Standing At Eternity’s Gate

Review: At Eternity’s Gate

Starring Willem Dafoe, Rupert Friend, Mads Mikklesen, and Oscar Isaac

Directed by Julian Schnabel

At Eternity’s Gate explores Vincent Van Gogh’s mental health through the painter’s eyes, showing us nature and events as he perceives them.

At Eternity’s Gate’s first act is slow, with parts that ostensibly drag on and add little to the narrative. This is intentionally the case, however, and it is worth persevering for what follows.

Van Gogh is depicted as a misunderstood figure in his community, dismissed as a pariah whose local community fear and revile him. Van Gogh’s art style and work are not appreciated in his own time. Somewhat prophetically, he says that he creates for people who are not born yet.

At Eternity’s Gate takes us up close and then shows us things through his eyes, a shaky camera and claustrophobia-inducing mise-en-scène completing the effect. It is at points a jarring film to watch. Director Julian Schnabel clearly understands the power of not showing everything, however, and a time jumps spares the audience from seeing Van Gough slice off his own ear. The film also makes interesting use of colour, with cold blue backgrounds contrasting with bright yellows at other points.

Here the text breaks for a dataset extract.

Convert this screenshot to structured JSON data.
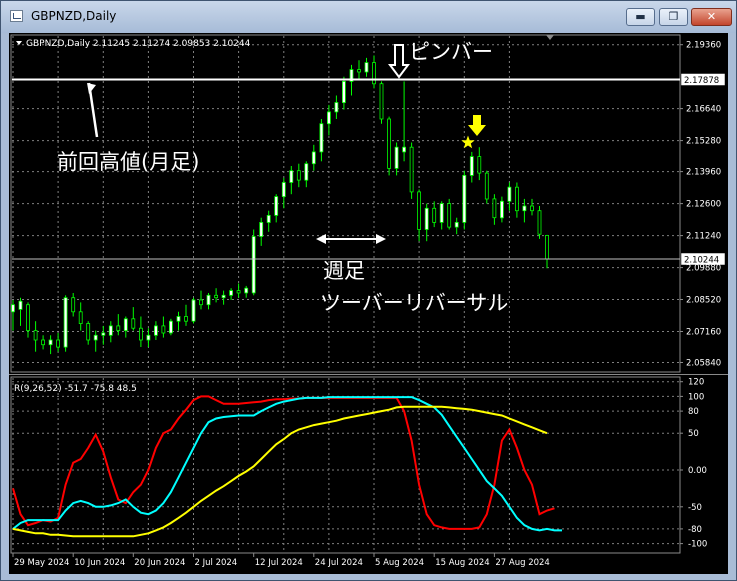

While it is widely accepted that the artist committed suicide, local rumour long held that he was shot by two young boys and did not want them to be blamed, a theory held by at least one forensics expert, but hotly debated. Presenting the event in the way that it does, At Eternity’s Gate is likely to generate its share of controversy.
Willem Dafoe has received his share of Oscar buzz for his portrayal of Vincent Van Gogh, having already taken Best Actor at the Venice film festival. Watching his performance in this film shows why. In preparing for the role, he immersed himself in the artist’s life, and his research shows. Oscar Isaac plays Van Gogh’s confidant and fellow artist Paul Gauguin. Mads Mikkleson only has one scene, but his role as a Catholic priest who discusses theology and art with Vincent adds extra gravitas.

At Eternity’s Gate should be regarded as a sleeper contender for many other awards. More importantly, its exploration of social ostracism, mental health, and yes, theology, mean that it should be watched and discussed.

At Eternity’s Gate opens nationally in cinemas on 14 February.